3. Coxsackie and Echoviruses

In normal wards, enteric precautions would be sufficient after the diagnosis of a coxsackie or echovirus infection, paying particular attention to hand washing, disinfection of surfaces with hypochlorite 1000 ppm, heat disinfection of bedpans and instruments. However, coxsackie or echoviruses may cause severe problems in a neonatal ward.

  1. Pregnant women with a flu-like illness a few days before delivery should be isolated with enteric precautions.
  2. She should be investigated for enterovirus infection e.g. throats swabs, stools, and possibly blood for serological tests
  3. Her baby should be put in contact isolation after birth, and given HNIG or IVIG if born within 7 days of maternal symptoms.
  4. The baby should be examined for enterovirus infection
  5. Other babies in the neonatal wards should be given HNIG or IVIG if supplies permit. (In fact, it is now routine to give all premature babies weekly IVIG, IVIG is probably preferable in babies because of the ease of administration once an IV line is in place.)

 

4. Hepatitis A

  1. Standard precautions should apply to patients with hepatitis A. It may be advisable to put patients with a poor standard of hygiene in a side room.
  2. Staff constantly exposed to patients with hepatitis A should be advised to be tested for immunity and vaccinated if non-immune.
  3. By the time jaundice appears, hepatitis A excretion is probably well past its peak and may even be undetectable.

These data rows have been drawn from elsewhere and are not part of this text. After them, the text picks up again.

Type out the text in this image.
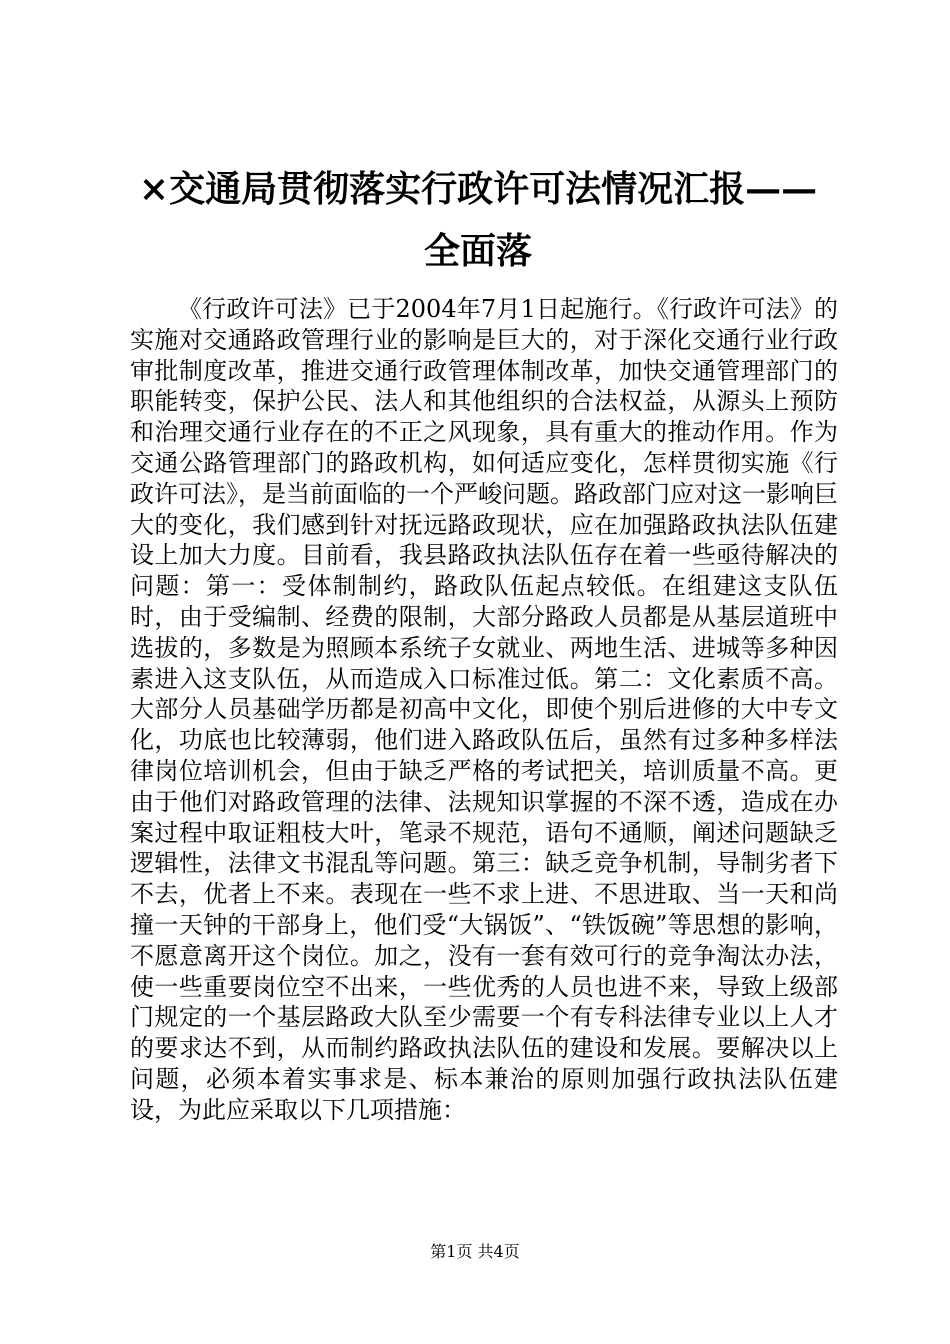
×交通局贯彻落实行政许可法情况汇报——全面落

《行政许可法》已于2004年7月1日起施行。《行政许可法》的实施对交通路政管理行业的影响是巨大的，对于深化交通行业行政审批制度改革，推进交通行政管理体制改革，加快交通管理部门的职能转变，保护公民、法人和其他组织的合法权益，从源头上预防和治理交通行业存在的不正之风现象，具有重大的推动作用。作为交通公路管理部门的路政机构，如何适应变化，怎样贯彻实施《行政许可法》，是当前面临的一个严峻问题。路政部门应对这一影响巨大的变化，我们感到针对抚远路政现状，应在加强路政执法队伍建设上加大力度。目前看，我县路政执法队伍存在着一些亟待解决的问题：第一：受体制制约，路政队伍起点较低。在组建这支队伍时，由于受编制、经费的限制，大部分路政人员都是从基层道班中选拔的，多数是为照顾本系统子女就业、两地生活、进城等多种因素进入这支队伍，从而造成入口标准过低。第二：文化素质不高。大部分人员基础学历都是初高中文化，即使个别后进修的大中专文化，功底也比较薄弱，他们进入路政队伍后，虽然有过多种多样法律岗位培训机会，但由于缺乏严格的考试把关，培训质量不高。更由于他们对路政管理的法律、法规知识掌握的不深不透，造成在办案过程中取证粗枝大叶，笔录不规范，语句不通顺，阐述问题缺乏逻辑性，法律文书混乱等问题。第三：缺乏竞争机制，导制劣者下不去，优者上不来。表现在一些不求上进、不思进取、当一天和尚撞一天钟的干部身上，他们受“大锅饭”、“铁饭碗”等思想的影响，不愿意离开这个岗位。加之，没有一套有效可行的竞争淘汰办法，使一些重要岗位空不出来，一些优秀的人员也进不来，导致上级部门规定的一个基层路政大队至少需要一个有专科法律专业以上人才的要求达不到，从而制约路政执法队伍的建设和发展。要解决以上问题，必须本着实事求是、标本兼治的原则加强行政执法队伍建设，为此应采取以下几项措施：

第1页 共4页
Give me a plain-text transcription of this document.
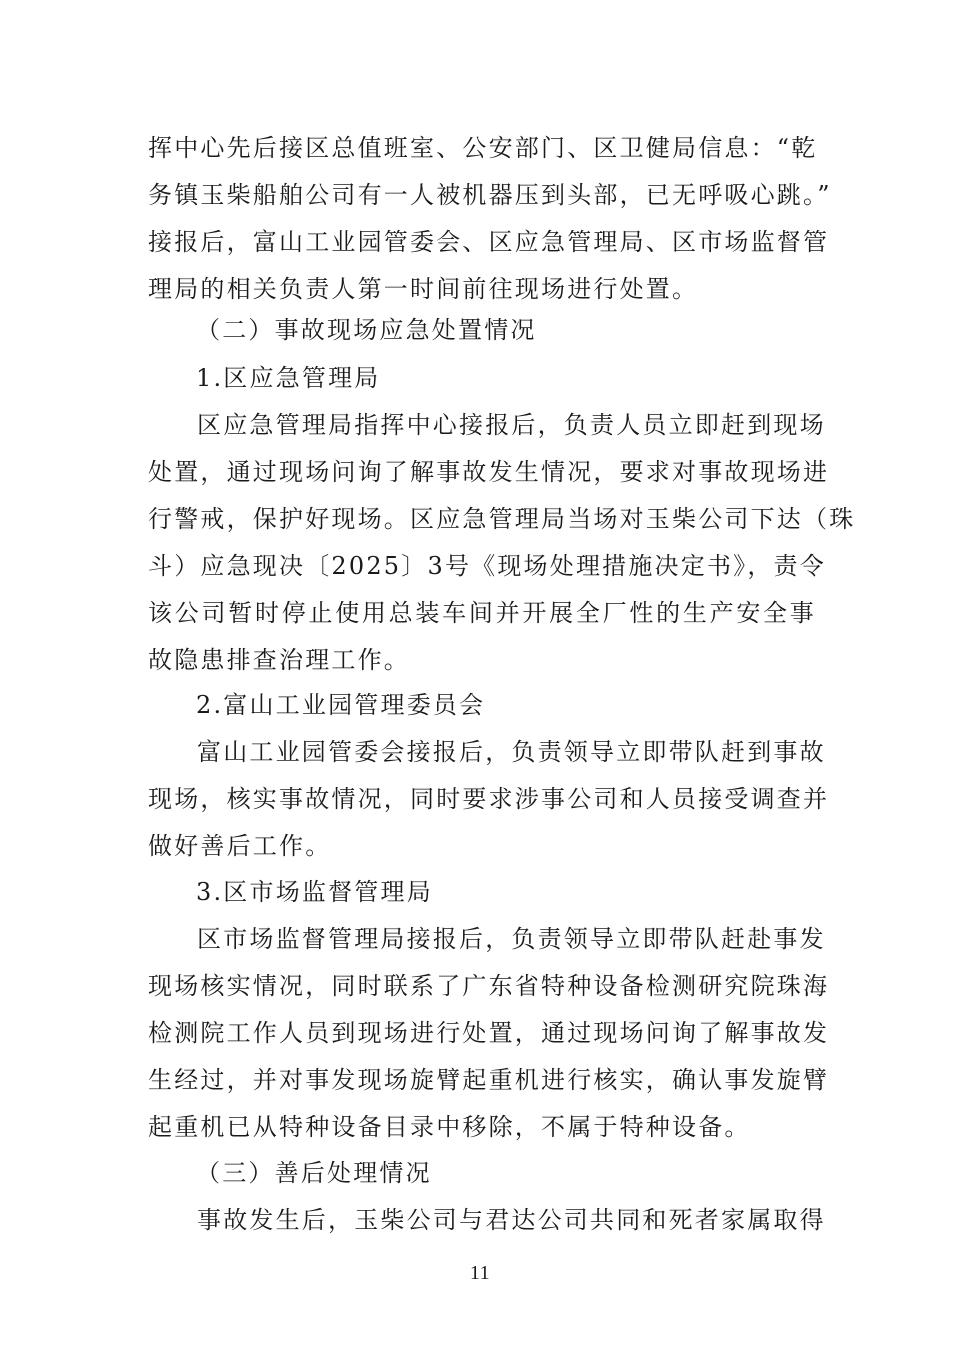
挥中心先后接区总值班室、公安部门、区卫健局信息：“乾
务镇玉柴船舶公司有一人被机器压到头部，已无呼吸心跳。”
接报后，富山工业园管委会、区应急管理局、区市场监督管
理局的相关负责人第一时间前往现场进行处置。
（二）事故现场应急处置情况
1.区应急管理局
区应急管理局指挥中心接报后，负责人员立即赶到现场
处置，通过现场问询了解事故发生情况，要求对事故现场进
行警戒，保护好现场。区应急管理局当场对玉柴公司下达（珠
斗）应急现决〔2025〕3号《现场处理措施决定书》，责令
该公司暂时停止使用总装车间并开展全厂性的生产安全事
故隐患排查治理工作。
2.富山工业园管理委员会
富山工业园管委会接报后，负责领导立即带队赶到事故
现场，核实事故情况，同时要求涉事公司和人员接受调查并
做好善后工作。
3.区市场监督管理局
区市场监督管理局接报后，负责领导立即带队赶赴事发
现场核实情况，同时联系了广东省特种设备检测研究院珠海
检测院工作人员到现场进行处置，通过现场问询了解事故发
生经过，并对事发现场旋臂起重机进行核实，确认事发旋臂
起重机已从特种设备目录中移除，不属于特种设备。
（三）善后处理情况
事故发生后，玉柴公司与君达公司共同和死者家属取得
11
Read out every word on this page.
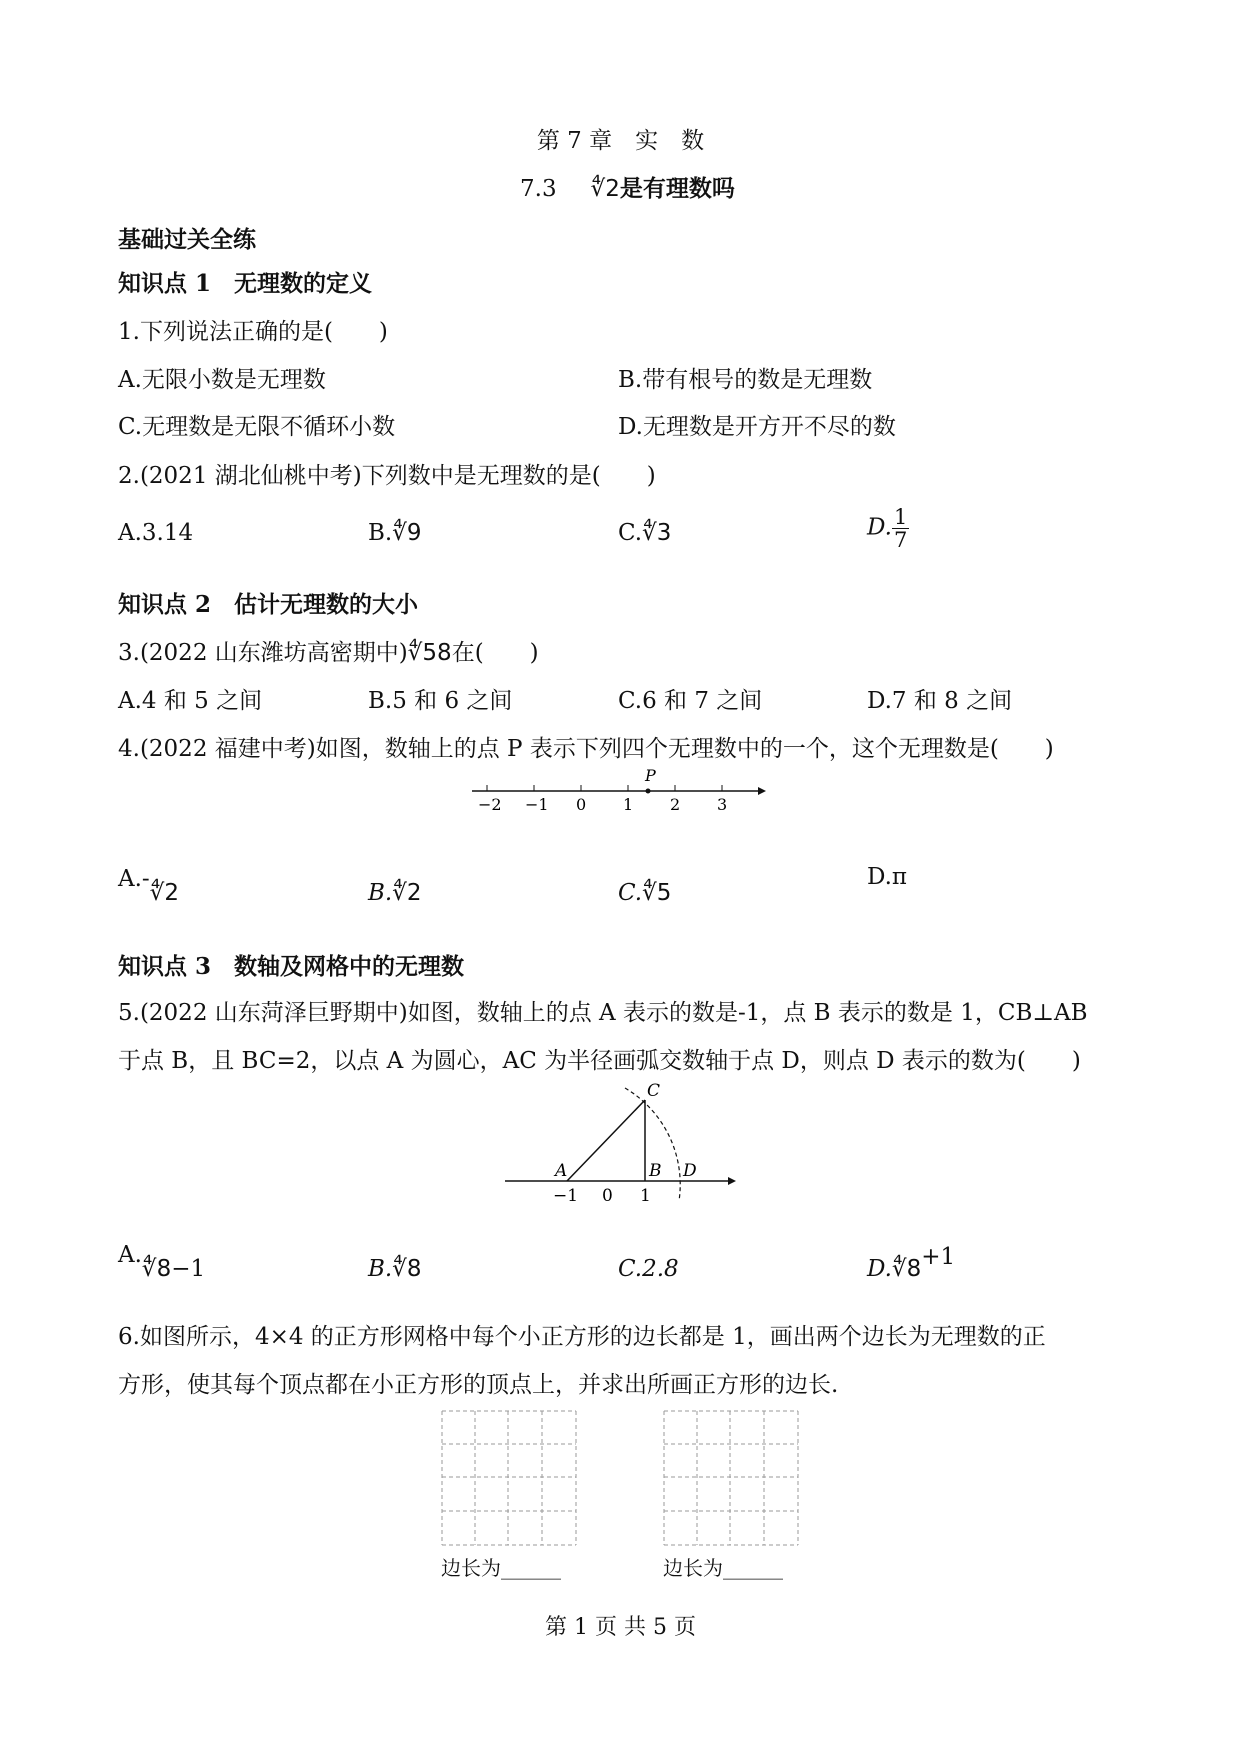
第 7 章　实　数
7.3 ∜2是有理数吗
基础过关全练
知识点 1　无理数的定义
1.下列说法正确的是(　　)
A.无限小数是无理数	B.带有根号的数是无理数
C.无理数是无限不循环小数	D.无理数是开方开不尽的数
2.(2021 湖北仙桃中考)下列数中是无理数的是(　　)
A.3.14	B.∜9	C.∜3	D. $\frac{1}{7}$
知识点 2　估计无理数的大小
3.(2022 山东潍坊高密期中)∜58在(　　)
A.4 和 5 之间	B.5 和 6 之间	C.6 和 7 之间	D.7 和 8 之间
4.(2022 福建中考)如图，数轴上的点 P 表示下列四个无理数中的一个，这个无理数是(　　)
P
−2 −1 0 1 2 3
A.-∜2	B.∜2	C.∜5
D.π
知识点 3　数轴及网格中的无理数
5.(2022 山东菏泽巨野期中)如图，数轴上的点 A 表示的数是-1，点 B 表示的数是 1，CB⊥AB
于点 B，且 BC=2，以点 A 为圆心，AC 为半径画弧交数轴于点 D，则点 D 表示的数为(　　)
A	B
C
D
−1 0 1
A.∜8−1	B.∜8	C.2.8	D.∜8+1
6.如图所示，4×4 的正方形网格中每个小正方形的边长都是 1，画出两个边长为无理数的正
方形，使其每个顶点都在小正方形的顶点上，并求出所画正方形的边长.
边长为______	边长为______
第 1 页 共 5 页
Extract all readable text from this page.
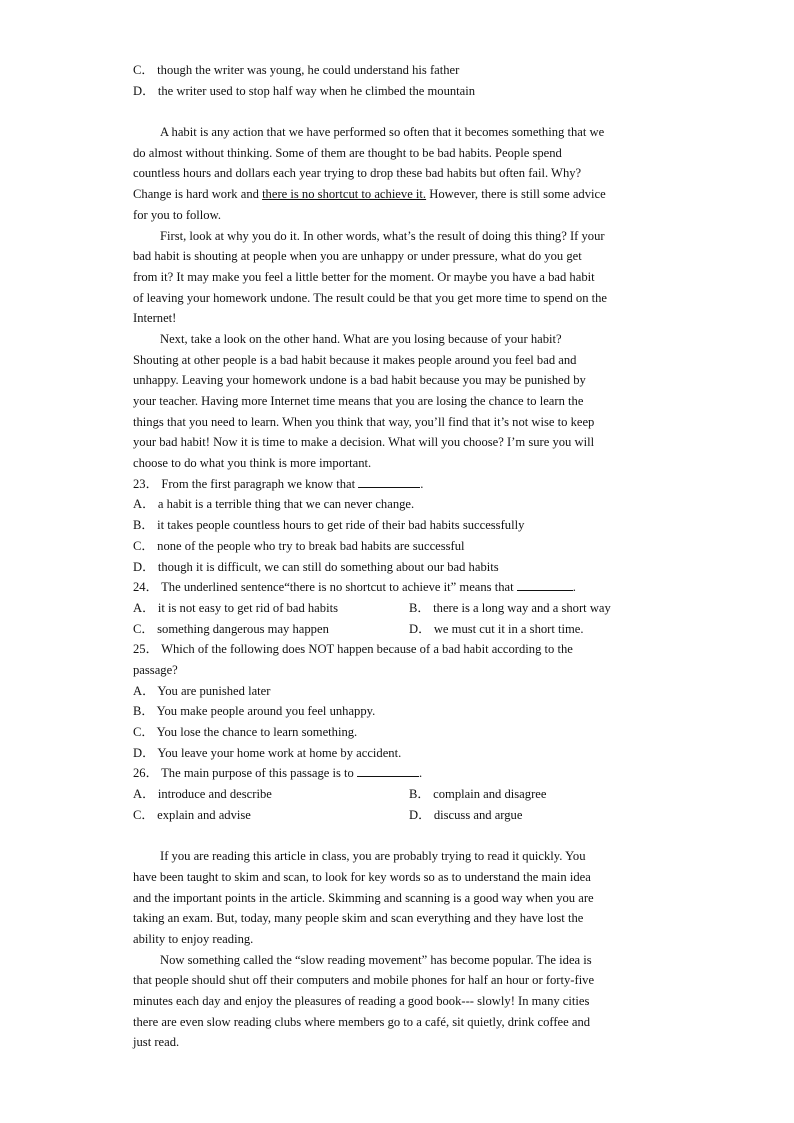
C． though the writer was young, he could understand his father
D． the writer used to stop half way when he climbed the mountain
A habit is any action that we have performed so often that it becomes something that we
do almost without thinking. Some of them are thought to be bad habits. People spend
countless hours and dollars each year trying to drop these bad habits but often fail. Why?
Change is hard work and there is no shortcut to achieve it. However, there is still some advice
for you to follow.
First, look at why you do it. In other words, what’s the result of doing this thing? If your
bad habit is shouting at people when you are unhappy or under pressure, what do you get
from it? It may make you feel a little better for the moment. Or maybe you have a bad habit
of leaving your homework undone. The result could be that you get more time to spend on the
Internet!
Next, take a look on the other hand. What are you losing because of your habit?
Shouting at other people is a bad habit because it makes people around you feel bad and
unhappy. Leaving your homework undone is a bad habit because you may be punished by
your teacher. Having more Internet time means that you are losing the chance to learn the
things that you need to learn. When you think that way, you’ll find that it’s not wise to keep
your bad habit! Now it is time to make a decision. What will you choose? I’m sure you will
choose to do what you think is more important.
23． From the first paragraph we know that	.
A． a habit is a terrible thing that we can never change.
B． it takes people countless hours to get ride of their bad habits successfully
C． none of the people who try to break bad habits are successful
D． though it is difficult, we can still do something about our bad habits
24． The underlined sentence“there is no shortcut to achieve it” means that	.
A． it is not easy to get rid of bad habits	B． there is a long way and a short way
C． something dangerous may happen	D． we must cut it in a short time.
25． Which of the following does NOT happen because of a bad habit according to the
passage?
A． You are punished later
B． You make people around you feel unhappy.
C． You lose the chance to learn something.
D． You leave your home work at home by accident.
26． The main purpose of this passage is to	.
A． introduce and describe	B． complain and disagree
C． explain and advise	D． discuss and argue
If you are reading this article in class, you are probably trying to read it quickly. You
have been taught to skim and scan, to look for key words so as to understand the main idea
and the important points in the article. Skimming and scanning is a good way when you are
taking an exam. But, today, many people skim and scan everything and they have lost the
ability to enjoy reading.
Now something called the “slow reading movement” has become popular. The idea is
that people should shut off their computers and mobile phones for half an hour or forty-five
minutes each day and enjoy the pleasures of reading a good book--- slowly! In many cities
there are even slow reading clubs where members go to a café, sit quietly, drink coffee and
just read.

Therefore, HNIG would not be of any use in these circumstances.
  4. However, postexposure prophylaxis may be considered in schools and institutions where personal hygiene may be poor.
  5. Hepatitis A vaccine may be given at the same time but its efficacy in postexposure prophylaxis is uncertain at present
  6. During an outbreak in an institution, good hygiene practices such as hand washing should be practiced.